In September 2015, the search engine giant announced plans to crack down on mobile interstitial ads, adding:
When it comes to search on mobile devices, users should get the most relevant answers, no matter if the answer lives in an app or a web page […] sometimes a user may tap on a search result on a mobile device and see an app install interstitial that hides a significant amount of content and prompts the user to install an app. Our analysis shows that it is not a good search experience and can be frustrating for users.
Daniel Bathgate, Google Search Engineer
What does this actually mean for websites?
It means that mobile sites whose interstitial advertisements are deemed to hide ‘a significant amount’ of page content on transition from the search result page will no longer be considered mobile-friendly. It doesn’t currently impact desktop or internal links on your site.
Google said this means “pages where content is not easily accessible to a user on the transition from the mobile search results may not rank as highly”.
According to Google’s webmaster blog, examples of techniques that make content less accessible to a user include:
- Showing a popup that covers the main content, either immediately after the user navigates to a page from the search results, or while they are looking through the page.
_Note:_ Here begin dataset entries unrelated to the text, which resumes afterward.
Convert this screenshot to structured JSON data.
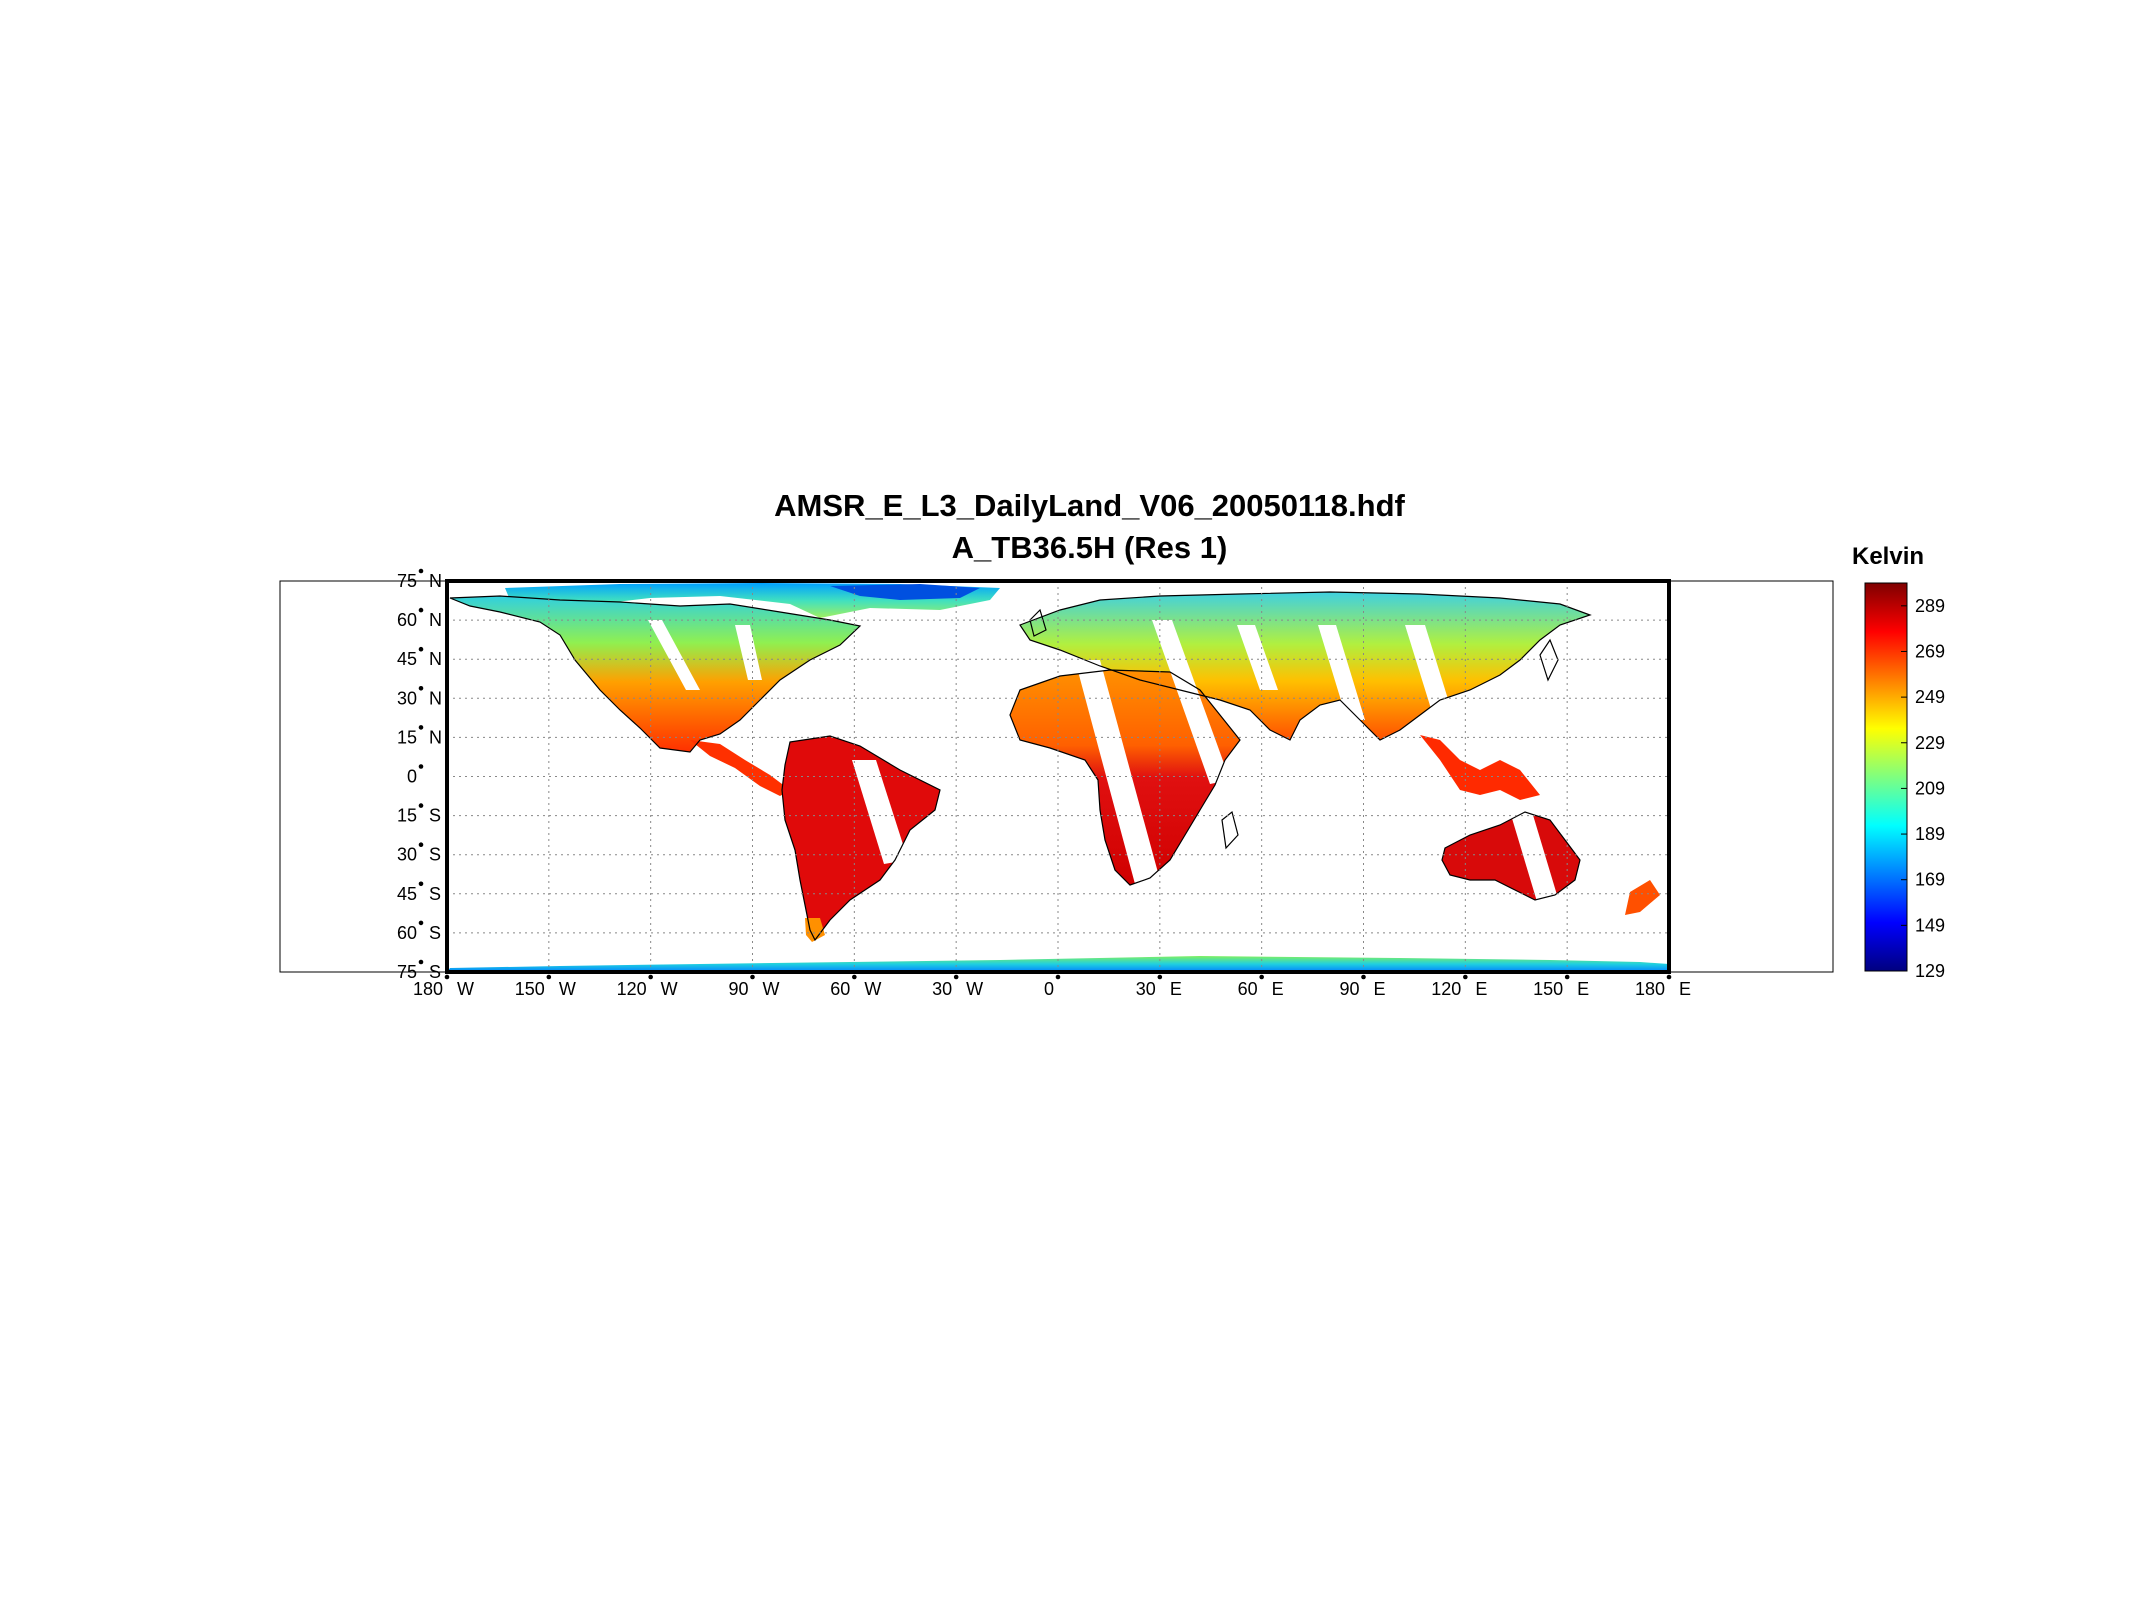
{
  "title": "AMSR_E_L3_DailyLand_V06_20050118.hdf",
  "subtitle": "A_TB36.5H (Res 1)",
  "colorbar": {
    "label": "Kelvin",
    "ticks": [
      "289",
      "269",
      "249",
      "229",
      "209",
      "189",
      "169",
      "149",
      "129"
    ],
    "range": [
      129,
      299
    ],
    "colors": [
      "#00007f",
      "#0000ff",
      "#007fff",
      "#00ffff",
      "#7fff7f",
      "#ffff00",
      "#ff7f00",
      "#ff0000",
      "#7f0000"
    ]
  },
  "map": {
    "projection": "Equirectangular",
    "lon_range": [
      -180,
      180
    ],
    "lat_range": [
      -75,
      75
    ],
    "grid": true,
    "lon_ticks": [
      {
        "deg": "180",
        "hem": "W"
      },
      {
        "deg": "150",
        "hem": "W"
      },
      {
        "deg": "120",
        "hem": "W"
      },
      {
        "deg": "90",
        "hem": "W"
      },
      {
        "deg": "60",
        "hem": "W"
      },
      {
        "deg": "30",
        "hem": "W"
      },
      {
        "deg": "0",
        "hem": ""
      },
      {
        "deg": "30",
        "hem": "E"
      },
      {
        "deg": "60",
        "hem": "E"
      },
      {
        "deg": "90",
        "hem": "E"
      },
      {
        "deg": "120",
        "hem": "E"
      },
      {
        "deg": "150",
        "hem": "E"
      },
      {
        "deg": "180",
        "hem": "E"
      }
    ],
    "lat_ticks": [
      {
        "deg": "75",
        "hem": "N"
      },
      {
        "deg": "60",
        "hem": "N"
      },
      {
        "deg": "45",
        "hem": "N"
      },
      {
        "deg": "30",
        "hem": "N"
      },
      {
        "deg": "15",
        "hem": "N"
      },
      {
        "deg": "0",
        "hem": ""
      },
      {
        "deg": "15",
        "hem": "S"
      },
      {
        "deg": "30",
        "hem": "S"
      },
      {
        "deg": "45",
        "hem": "S"
      },
      {
        "deg": "60",
        "hem": "S"
      },
      {
        "deg": "75",
        "hem": "S"
      }
    ]
  }
}
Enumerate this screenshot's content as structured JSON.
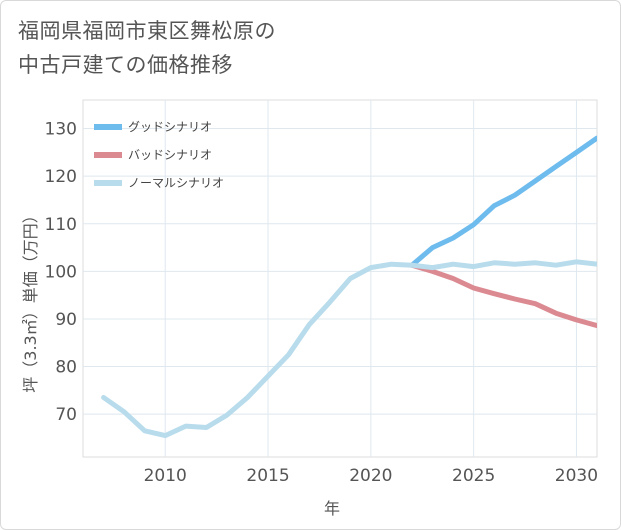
{
  "chart_data": {
    "type": "line",
    "title_line1": "福岡県福岡市東区舞松原の",
    "title_line2": "中古戸建ての価格推移",
    "xlabel": "年",
    "ylabel": "坪（3.3㎡）単価（万円）",
    "xlim": [
      2006,
      2031
    ],
    "ylim": [
      61,
      136
    ],
    "x_ticks": [
      2010,
      2015,
      2020,
      2025,
      2030
    ],
    "y_ticks": [
      70,
      80,
      90,
      100,
      110,
      120,
      130
    ],
    "grid": true,
    "legend_position": "top-left",
    "series": [
      {
        "name": "グッドシナリオ",
        "color": "#6ebbee",
        "x": [
          2022,
          2023,
          2024,
          2025,
          2026,
          2027,
          2028,
          2029,
          2030,
          2031
        ],
        "y": [
          101.3,
          105.0,
          107.0,
          109.8,
          113.8,
          116.0,
          119.0,
          122.0,
          125.0,
          128.0
        ]
      },
      {
        "name": "バッドシナリオ",
        "color": "#dc8a92",
        "x": [
          2022,
          2023,
          2024,
          2025,
          2026,
          2027,
          2028,
          2029,
          2030,
          2031
        ],
        "y": [
          101.3,
          100.0,
          98.5,
          96.5,
          95.3,
          94.2,
          93.2,
          91.2,
          89.8,
          88.6
        ]
      },
      {
        "name": "ノーマルシナリオ",
        "color": "#b8dcec",
        "x": [
          2007,
          2008,
          2009,
          2010,
          2011,
          2012,
          2013,
          2014,
          2015,
          2016,
          2017,
          2018,
          2019,
          2020,
          2021,
          2022,
          2023,
          2024,
          2025,
          2026,
          2027,
          2028,
          2029,
          2030,
          2031
        ],
        "y": [
          73.5,
          70.5,
          66.5,
          65.5,
          67.5,
          67.2,
          69.8,
          73.5,
          78.0,
          82.5,
          88.8,
          93.5,
          98.5,
          100.8,
          101.5,
          101.3,
          100.8,
          101.5,
          101.0,
          101.8,
          101.5,
          101.8,
          101.3,
          102.0,
          101.5
        ]
      }
    ]
  }
}
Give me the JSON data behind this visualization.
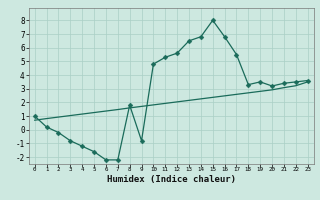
{
  "xlabel": "Humidex (Indice chaleur)",
  "background_color": "#cde8e0",
  "line_color": "#1a6b5a",
  "grid_color": "#aacfc6",
  "xlim": [
    -0.5,
    23.5
  ],
  "ylim": [
    -2.5,
    8.9
  ],
  "xticks": [
    0,
    1,
    2,
    3,
    4,
    5,
    6,
    7,
    8,
    9,
    10,
    11,
    12,
    13,
    14,
    15,
    16,
    17,
    18,
    19,
    20,
    21,
    22,
    23
  ],
  "yticks": [
    -2,
    -1,
    0,
    1,
    2,
    3,
    4,
    5,
    6,
    7,
    8
  ],
  "curve1_x": [
    0,
    1,
    2,
    3,
    4,
    5,
    6,
    7,
    8,
    9,
    10,
    11,
    12,
    13,
    14,
    15,
    16,
    17,
    18,
    19,
    20,
    21,
    22,
    23
  ],
  "curve1_y": [
    1.0,
    0.2,
    -0.2,
    -0.8,
    -1.2,
    -1.6,
    -2.2,
    -2.2,
    1.8,
    -0.8,
    4.8,
    5.3,
    5.6,
    6.5,
    6.8,
    8.0,
    6.8,
    5.5,
    3.3,
    3.5,
    3.2,
    3.4,
    3.5,
    3.6
  ],
  "curve2_x": [
    0,
    1,
    2,
    3,
    4,
    5,
    6,
    7,
    8,
    9,
    10,
    11,
    12,
    13,
    14,
    15,
    16,
    17,
    18,
    19,
    20,
    21,
    22,
    23
  ],
  "curve2_y": [
    0.7,
    0.82,
    0.93,
    1.04,
    1.15,
    1.26,
    1.37,
    1.48,
    1.6,
    1.71,
    1.82,
    1.93,
    2.04,
    2.15,
    2.26,
    2.37,
    2.48,
    2.59,
    2.7,
    2.81,
    2.92,
    3.08,
    3.22,
    3.5
  ],
  "marker_size": 2.5,
  "linewidth": 0.9,
  "xlabel_fontsize": 6.5,
  "tick_fontsize_x": 4.2,
  "tick_fontsize_y": 5.5
}
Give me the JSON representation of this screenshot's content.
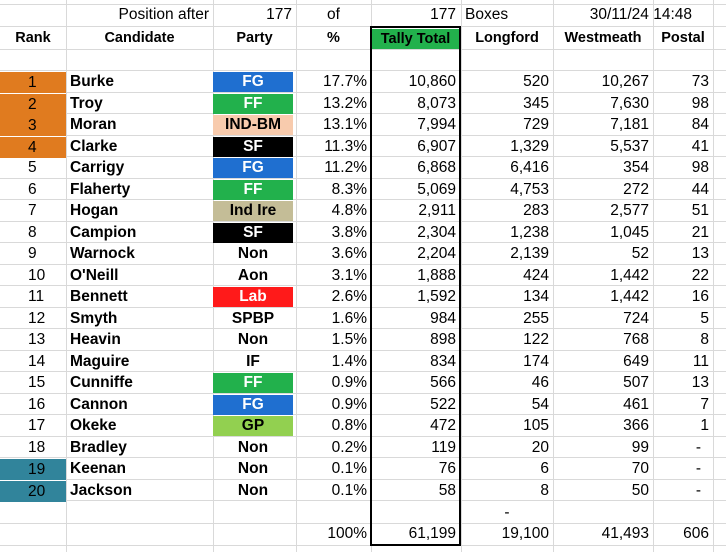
{
  "top": {
    "position_after": "Position after",
    "count": "177",
    "of": "of",
    "total": "177",
    "boxes": "Boxes",
    "datetime": "30/11/24 14:48"
  },
  "headers": {
    "rank": "Rank",
    "candidate": "Candidate",
    "party": "Party",
    "pct": "%",
    "tally": "Tally Total",
    "longford": "Longford",
    "westmeath": "Westmeath",
    "postal": "Postal"
  },
  "colors": {
    "elected": "#e07b1f",
    "eliminated": "#31849b",
    "tally_header": "#22b14c"
  },
  "rows": [
    {
      "rank": "1",
      "name": "Burke",
      "party": "FG",
      "pct": "17.7%",
      "tally": "10,860",
      "longford": "520",
      "westmeath": "10,267",
      "postal": "73",
      "party_bg": "#1f6fd0",
      "party_fg": "#ffffff",
      "rank_bg": "#e07b1f"
    },
    {
      "rank": "2",
      "name": "Troy",
      "party": "FF",
      "pct": "13.2%",
      "tally": "8,073",
      "longford": "345",
      "westmeath": "7,630",
      "postal": "98",
      "party_bg": "#22b14c",
      "party_fg": "#ffffff",
      "rank_bg": "#e07b1f"
    },
    {
      "rank": "3",
      "name": "Moran",
      "party": "IND-BM",
      "pct": "13.1%",
      "tally": "7,994",
      "longford": "729",
      "westmeath": "7,181",
      "postal": "84",
      "party_bg": "#f8cbad",
      "party_fg": "#000000",
      "rank_bg": "#e07b1f"
    },
    {
      "rank": "4",
      "name": "Clarke",
      "party": "SF",
      "pct": "11.3%",
      "tally": "6,907",
      "longford": "1,329",
      "westmeath": "5,537",
      "postal": "41",
      "party_bg": "#000000",
      "party_fg": "#ffffff",
      "rank_bg": "#e07b1f"
    },
    {
      "rank": "5",
      "name": "Carrigy",
      "party": "FG",
      "pct": "11.2%",
      "tally": "6,868",
      "longford": "6,416",
      "westmeath": "354",
      "postal": "98",
      "party_bg": "#1f6fd0",
      "party_fg": "#ffffff",
      "rank_bg": ""
    },
    {
      "rank": "6",
      "name": "Flaherty",
      "party": "FF",
      "pct": "8.3%",
      "tally": "5,069",
      "longford": "4,753",
      "westmeath": "272",
      "postal": "44",
      "party_bg": "#22b14c",
      "party_fg": "#ffffff",
      "rank_bg": ""
    },
    {
      "rank": "7",
      "name": "Hogan",
      "party": "Ind Ire",
      "pct": "4.8%",
      "tally": "2,911",
      "longford": "283",
      "westmeath": "2,577",
      "postal": "51",
      "party_bg": "#c4bd97",
      "party_fg": "#000000",
      "rank_bg": ""
    },
    {
      "rank": "8",
      "name": "Campion",
      "party": "SF",
      "pct": "3.8%",
      "tally": "2,304",
      "longford": "1,238",
      "westmeath": "1,045",
      "postal": "21",
      "party_bg": "#000000",
      "party_fg": "#ffffff",
      "rank_bg": ""
    },
    {
      "rank": "9",
      "name": "Warnock",
      "party": "Non",
      "pct": "3.6%",
      "tally": "2,204",
      "longford": "2,139",
      "westmeath": "52",
      "postal": "13",
      "party_bg": "",
      "party_fg": "#000000",
      "rank_bg": ""
    },
    {
      "rank": "10",
      "name": "O'Neill",
      "party": "Aon",
      "pct": "3.1%",
      "tally": "1,888",
      "longford": "424",
      "westmeath": "1,442",
      "postal": "22",
      "party_bg": "",
      "party_fg": "#000000",
      "rank_bg": ""
    },
    {
      "rank": "11",
      "name": "Bennett",
      "party": "Lab",
      "pct": "2.6%",
      "tally": "1,592",
      "longford": "134",
      "westmeath": "1,442",
      "postal": "16",
      "party_bg": "#ff1a1a",
      "party_fg": "#ffffff",
      "rank_bg": ""
    },
    {
      "rank": "12",
      "name": "Smyth",
      "party": "SPBP",
      "pct": "1.6%",
      "tally": "984",
      "longford": "255",
      "westmeath": "724",
      "postal": "5",
      "party_bg": "",
      "party_fg": "#000000",
      "rank_bg": ""
    },
    {
      "rank": "13",
      "name": "Heavin",
      "party": "Non",
      "pct": "1.5%",
      "tally": "898",
      "longford": "122",
      "westmeath": "768",
      "postal": "8",
      "party_bg": "",
      "party_fg": "#000000",
      "rank_bg": ""
    },
    {
      "rank": "14",
      "name": "Maguire",
      "party": "IF",
      "pct": "1.4%",
      "tally": "834",
      "longford": "174",
      "westmeath": "649",
      "postal": "11",
      "party_bg": "",
      "party_fg": "#000000",
      "rank_bg": ""
    },
    {
      "rank": "15",
      "name": "Cunniffe",
      "party": "FF",
      "pct": "0.9%",
      "tally": "566",
      "longford": "46",
      "westmeath": "507",
      "postal": "13",
      "party_bg": "#22b14c",
      "party_fg": "#ffffff",
      "rank_bg": ""
    },
    {
      "rank": "16",
      "name": "Cannon",
      "party": "FG",
      "pct": "0.9%",
      "tally": "522",
      "longford": "54",
      "westmeath": "461",
      "postal": "7",
      "party_bg": "#1f6fd0",
      "party_fg": "#ffffff",
      "rank_bg": ""
    },
    {
      "rank": "17",
      "name": "Okeke",
      "party": "GP",
      "pct": "0.8%",
      "tally": "472",
      "longford": "105",
      "westmeath": "366",
      "postal": "1",
      "party_bg": "#92d050",
      "party_fg": "#000000",
      "rank_bg": ""
    },
    {
      "rank": "18",
      "name": "Bradley",
      "party": "Non",
      "pct": "0.2%",
      "tally": "119",
      "longford": "20",
      "westmeath": "99",
      "postal": "-",
      "party_bg": "",
      "party_fg": "#000000",
      "rank_bg": ""
    },
    {
      "rank": "19",
      "name": "Keenan",
      "party": "Non",
      "pct": "0.1%",
      "tally": "76",
      "longford": "6",
      "westmeath": "70",
      "postal": "-",
      "party_bg": "",
      "party_fg": "#000000",
      "rank_bg": "#31849b"
    },
    {
      "rank": "20",
      "name": "Jackson",
      "party": "Non",
      "pct": "0.1%",
      "tally": "58",
      "longford": "8",
      "westmeath": "50",
      "postal": "-",
      "party_bg": "",
      "party_fg": "#000000",
      "rank_bg": "#31849b"
    }
  ],
  "extra_dash": "-",
  "totals": {
    "pct": "100%",
    "tally": "61,199",
    "longford": "19,100",
    "westmeath": "41,493",
    "postal": "606"
  }
}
- Displaying a standalone interstitial that the user has to dismiss before accessing the main content.
- Using a layout where the above-the-fold portion of the page appears similar to a standalone interstitial, but the original content has been inlined underneath the fold.
Examples of interstitials that make content less accessible
Source: Google Webmaster Central Blog
Branded ads vs user browsing experience
Google’s research always seemed destined to confirm what many marketers – regardless of personal feelings – thought of this style of ad, and indeed the CTR was found to be 9%. However, where Google’s study departed from the ‘necessary evil’ view was in their follow up banner ad campaign which found that one-day active users increased by 17% while iOS native app installs fell by only a (statistically insignificant) 2%. This appears to have convinced Google that a move to penalise the use of interstitials would cause no real harm to a brand’s ability to advertise while the benefits to a mobile user’s browsing experience would far outweigh any negative impact.
With a number of brands failing to take note of the early warnings (from Google’s ‘Webmaster Central’ blog) of the Mobilegeddon update forced to rush out last-minute mobile-friendly websites, it remains to be seen what percentage of mobile searches will ultimately be affected.